Suicide started to become an outbreak and a plague spreading through the hallways of her school. A year after her mother had spoken to her about suicide, Riley was staying at her dad’s house when she drank a small bottle of alcohol and sent out multiple text messages saying, “I’m sorry it had to be me”. She stole her father’s gun, snuck out into the woods and shot herself in the head. A few days after Riley’s death a student of her school killed himself, nine days after that yet another student committed suicide. It wasn’t the end of it: five students from their school that had 1,180 students, killed themselves in less than a year. Suicide is now the third leading cause of death among American adolescents
Suicide is shattering and the effects of suicide on loved ones and family members, of the person who had committed suicide, can be dreadful. Those whose attempts that do not work are known as suicide survivors and while this is very difficult to comprehend, it is possible to restore ones well-being and move forward. When a loved ones dies by suicide, many ask themselves why? Was it my fault? Was I failing as a parent? Many questions are asked and people start to wonder why they didn’t see the warning signs. They can become angry or resentful at the person who has chosen to take his/ hers life. Getting help as soon as a teen shows signs of suicidal thoughts or actions, can save their life. Taking preventive measures such as; interacting with them positively, increasing his/her participation in activities and monitoring their whereabouts and communications. Can help them stop something that they’ll regret and can’t come back from once it’s done.
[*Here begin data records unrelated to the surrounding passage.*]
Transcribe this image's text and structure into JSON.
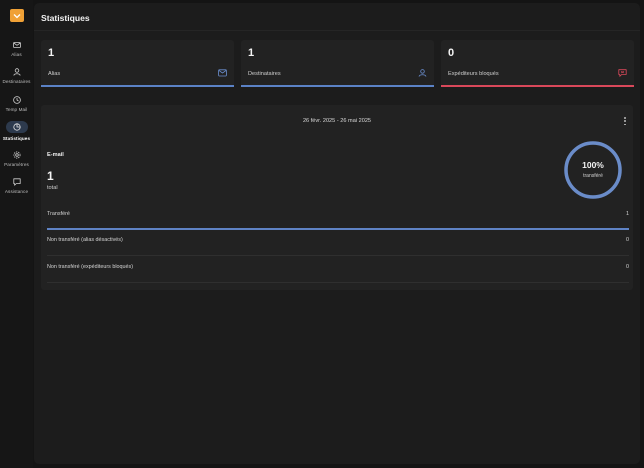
{
  "sidebar": {
    "items": [
      {
        "label": "Alias",
        "icon": "mail-icon"
      },
      {
        "label": "Destinataires",
        "icon": "user-icon"
      },
      {
        "label": "Temp Mail",
        "icon": "clock-icon"
      },
      {
        "label": "Statistiques",
        "icon": "pie-chart-icon",
        "active": true
      },
      {
        "label": "Paramètres",
        "icon": "gear-icon"
      },
      {
        "label": "Assistance",
        "icon": "message-icon"
      }
    ]
  },
  "page": {
    "title": "Statistiques"
  },
  "stats": [
    {
      "value": "1",
      "label": "Alias",
      "icon": "mail-icon",
      "color": "#5b82c6"
    },
    {
      "value": "1",
      "label": "Destinataires",
      "icon": "user-icon",
      "color": "#5b82c6"
    },
    {
      "value": "0",
      "label": "Expéditeurs bloqués",
      "icon": "blocked-message-icon",
      "color": "#d9485a"
    }
  ],
  "panel": {
    "date_range": "26 févr. 2025 - 26 mai 2025",
    "email_title": "E-mail",
    "email_count": "1",
    "email_total_label": "total",
    "gauge": {
      "percent": "100%",
      "label": "transféré",
      "fraction": 1.0,
      "color": "#6a8cc9"
    },
    "rows": [
      {
        "label": "Transféré",
        "value": "1",
        "active": true
      },
      {
        "label": "Non transféré (alias désactivés)",
        "value": "0"
      },
      {
        "label": "Non transféré (expéditeurs bloqués)",
        "value": "0"
      }
    ]
  },
  "colors": {
    "accent": "#5b82c6",
    "danger": "#d9485a",
    "logo": "#f0a136"
  }
}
Suicide is a very crucial topic that should taken very seriously when involving oneself in a teen’s life. Teen suicide can be provoked by many things and it is important to be able to acknowledge the warning signs that can lead to an attempted or successful taking of a life. Teen’s commit suicide for many reasons including feeling depressed and hopeless. There are multiple ways that you can help a teen if they’re at risk of attempting suicide: call a doctor, remove any dangerous items from the household, and talk to them blatantly about their problems. Teen suicide is the third leading cause of death for adolescents in the United States. Together we can reduce that statistic and save lives!